Quote from: gallinarosa on October 13, 2017, 08:46:44 AM
Sadie, just to play devil's advocate, many TG people spent their whole like walking and quacking like their assigned at birth gender, but we do not call them that. Many SO's, out of love for their spouses, "try on" lesbian the best they can and try to fake it til they make it. Sometimes it works, sometimes it doesn't. And even if deep down, they are pan or bi, if they never identified that way, it is quite a leap to get there. Yeah, 19 years is a long time for your GF to hold onto her hetero identity, but I daresay it is unusual in this crowd or anywhere to spend that long letting go of an identity.
Indeed.
To be sure, I enabled her seeing us as straight. While any time we would talk about relationship she would volunteer that she likes that I'm not a typical guy. However - and I take this as a usually feminine trait -- I'm very much a pleaser. I played the role of male-endowed sex partner and willingly gave her things that she wanted. I'm also a very practical person. As a penis-endowed lesbian, I used what I had to work with and don't regret it a bit. It was my evolving sexuality that largely drove me to transition. As I got closer to what I wanted (less penis / orgasm driven sex, multiple orgasms when they did happen etc) my dysphoria became progressively worse.
When I got to the point of realizing I had to transition and that she wasn't going to be happy about that, I went through a (thankfully brief) period of faking orgasm and pleasure and sometimes crying after sex that I'd barely been able to keep it together to 'finish' convincingly.
Identity came up with us the other day and I reminded her that she self identifies as sapeo-sexual and she agreed, that's why we're continuing to get on. I don't much mind the extent that I find her hetero-normative and honestly that's what I see when she's *thinking* about stuff. I've also seen her respond erotically women in completely spontaneous sexual situations.

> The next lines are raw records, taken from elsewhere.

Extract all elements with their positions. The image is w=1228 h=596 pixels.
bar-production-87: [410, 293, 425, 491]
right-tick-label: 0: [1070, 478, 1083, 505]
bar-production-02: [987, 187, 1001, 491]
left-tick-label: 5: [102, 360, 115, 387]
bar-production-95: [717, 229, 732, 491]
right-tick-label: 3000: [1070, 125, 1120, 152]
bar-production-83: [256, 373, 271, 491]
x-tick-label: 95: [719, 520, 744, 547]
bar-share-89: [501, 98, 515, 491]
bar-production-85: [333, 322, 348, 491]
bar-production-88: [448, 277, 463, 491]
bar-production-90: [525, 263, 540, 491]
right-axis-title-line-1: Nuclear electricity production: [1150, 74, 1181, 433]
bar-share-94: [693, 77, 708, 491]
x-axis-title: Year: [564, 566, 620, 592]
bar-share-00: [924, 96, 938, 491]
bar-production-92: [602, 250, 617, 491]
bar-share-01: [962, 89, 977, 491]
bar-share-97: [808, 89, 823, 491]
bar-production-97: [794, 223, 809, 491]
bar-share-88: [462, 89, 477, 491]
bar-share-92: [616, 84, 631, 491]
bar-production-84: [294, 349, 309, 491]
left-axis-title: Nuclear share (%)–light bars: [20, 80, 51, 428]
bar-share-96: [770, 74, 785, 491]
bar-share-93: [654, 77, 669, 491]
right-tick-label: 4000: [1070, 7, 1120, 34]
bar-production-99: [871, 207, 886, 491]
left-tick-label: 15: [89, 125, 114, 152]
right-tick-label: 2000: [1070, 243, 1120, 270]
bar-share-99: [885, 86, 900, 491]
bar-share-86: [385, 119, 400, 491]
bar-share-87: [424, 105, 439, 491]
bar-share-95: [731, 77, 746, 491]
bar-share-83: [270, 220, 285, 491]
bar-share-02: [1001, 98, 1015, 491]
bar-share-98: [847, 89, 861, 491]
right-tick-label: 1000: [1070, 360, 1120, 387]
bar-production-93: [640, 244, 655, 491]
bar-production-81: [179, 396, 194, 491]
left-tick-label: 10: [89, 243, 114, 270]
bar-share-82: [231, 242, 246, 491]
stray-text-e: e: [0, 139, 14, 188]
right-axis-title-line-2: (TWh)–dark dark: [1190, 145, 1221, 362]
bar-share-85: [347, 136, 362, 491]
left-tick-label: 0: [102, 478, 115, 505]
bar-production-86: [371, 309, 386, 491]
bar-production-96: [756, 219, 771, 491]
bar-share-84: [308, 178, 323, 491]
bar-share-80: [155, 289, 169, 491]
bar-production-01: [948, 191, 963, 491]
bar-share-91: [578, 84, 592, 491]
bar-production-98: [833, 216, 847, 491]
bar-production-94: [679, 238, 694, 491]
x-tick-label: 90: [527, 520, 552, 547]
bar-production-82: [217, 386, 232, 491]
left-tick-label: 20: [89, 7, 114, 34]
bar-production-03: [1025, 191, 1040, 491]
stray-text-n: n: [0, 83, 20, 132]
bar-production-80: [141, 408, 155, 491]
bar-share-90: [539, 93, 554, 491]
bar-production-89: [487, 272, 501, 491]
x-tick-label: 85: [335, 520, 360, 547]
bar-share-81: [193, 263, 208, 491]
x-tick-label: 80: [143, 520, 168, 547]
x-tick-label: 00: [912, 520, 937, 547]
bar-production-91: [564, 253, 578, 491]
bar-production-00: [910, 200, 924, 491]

most of which is beside the point here anyway
Quote from: gallinarosa
it is not really the right space for support for us. When people look for support, they usually either look for a bunch of people in the same boat so that you don't feel alone and you can commiserate (this place does not have a lot of SO's), or someone close to you who will always be there for you like a close friend or family member (we are all strangers), or a completely non-biased person who has no skin in the game like a therapist (everyone comes here carrying a lot of baggage which gives them some kind of agenda).
Still, I like it here. There are some great people here and good information.
Agreed, I've never visited an SO site, the second-hand reports have been about very angry spouses. Now that's fine, anger can be honored and probably shouldn't be denied however whether trans or SO folks come here bemoaning how terribly they have it, I honestly first think about first-world problems and second how little usually gets accomplished in US vs THEM conversations.
I completely get that change sucks however I also know that when my ex changed (wanting sex with another guy) and wanted out of marriage, blaming her for changing really never occurred to me. I'm honestly glad I hadn't figured out I was trans then, she managed to be hurtful enough back then. I told her I was hurt that she'd gone from 14 years of accusing me of infidelities that in fact never happened to wanting to cheat but that if that's what she needed, I could accept it. The irony was that that made her even angrier - the fact that I don't tend to be a jealous person to her meant I didn't love her.
whatever, I have to go now in any case. I do encoursge SOs on susans to hear and learn as you've said you have. I'm also under no illusions as to the fact of transitioning people presenting their spouses with stuff a partner ought not to. However I think it's easier to lose sight of the person when you think of them as a label, we're all just people, hopefully trying to be better versions of ourselves.